Да, ни мыслей, ни чувств развитого воспитанием человека у Григория до двадцати лет не было, но его душа была до болезненности чутка к внешним впечатлениям; он плакал, сам не зная о чем, глядя на звезды в летнюю ночь, бледнел и впадал в столбняк от безотчетного восторга, слушая певчих в церкви.
Сближение с семьей Ратморцева было такой же важной эпохой в жизни Григория, как и переход из слесарни в дом Бутягиных, даже более важной, может быть, так как изумление перед внезапно постигшим его переворотом судьбы начинало уже притупляться, и его отношения к новым впечатлениям с каждым днем становились сознательнее. Когда его в первый раз повели к дяденьке Сергею Владимировичу, он уже знал причину невольного страха и смущения, овладевшего всем его существом; он знал, что ему стыдно предстать мужиком и неучем перед человеком, которому он равен по рождению и по состоянию, и это сознание усиливало его робость.
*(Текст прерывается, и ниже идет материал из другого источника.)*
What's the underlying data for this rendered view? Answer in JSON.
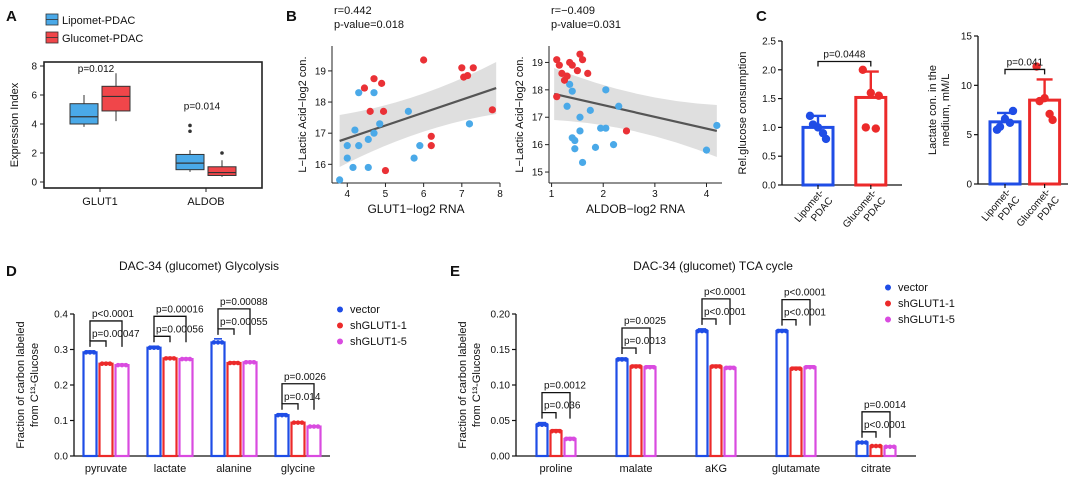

Невзирая на то, что его уже давно готовили к этому знакомству и со всех сторон толковали ему про доброту и приветливость дяденьки Сергея Владимировича, тетеньки Людмилы Николаевны и их барышень, Григорий не помнил себя от волнения и смущения, поднимаясь по лестнице с красивым ковром и проходя по богато убранным комнатам ратморцевского дома. Все тут было иначе, чем у Бутягиных, несравненно просторнее и светлее. Каждый предмет ласкал взор красотой и изяществом; воздух был пропитан ароматом цветущих растений и тонких духов; высокие потолки были так прекрасно расписаны, что, если бы не стыдно было, Григорий все бы стоял, задрав нос кверху. Благообразная, с почтительными манерами прислуга, попадавшаяся им навстречу, ступала так тихо и осторожно по коврам и половикам, разостланным по паркету, что нельзя было не проникнуться благоговейным уважением к хозяевам этого дома.
Сергей Владимирович Ратморцев ехал в Сенат, когда к нему ввели Григория; он был во фраке со светлыми пуговицами, в орденах и звезде. Его бледное и худощавое лицо с глубокими глазами показалось Григорию очень строго, и если он довольно складно отвечал на предлагаемые ему вопросы, то это вышло совершенно случайно: у него звенело в ушах от волнения; слова, обращенные к нему, он разобрать не мог; он услышал только голос, и этот голос казался ему резким и повелительным.
Впоследствии он привык к голосу дяди и убедился, что человека добрее и великодушнее Ратморцева трудно найти на свете, а все-таки не в силах был преодолеть чувство страха и смущения, когда Сергей Владимирович обращался к нему с вопросом или замечанием.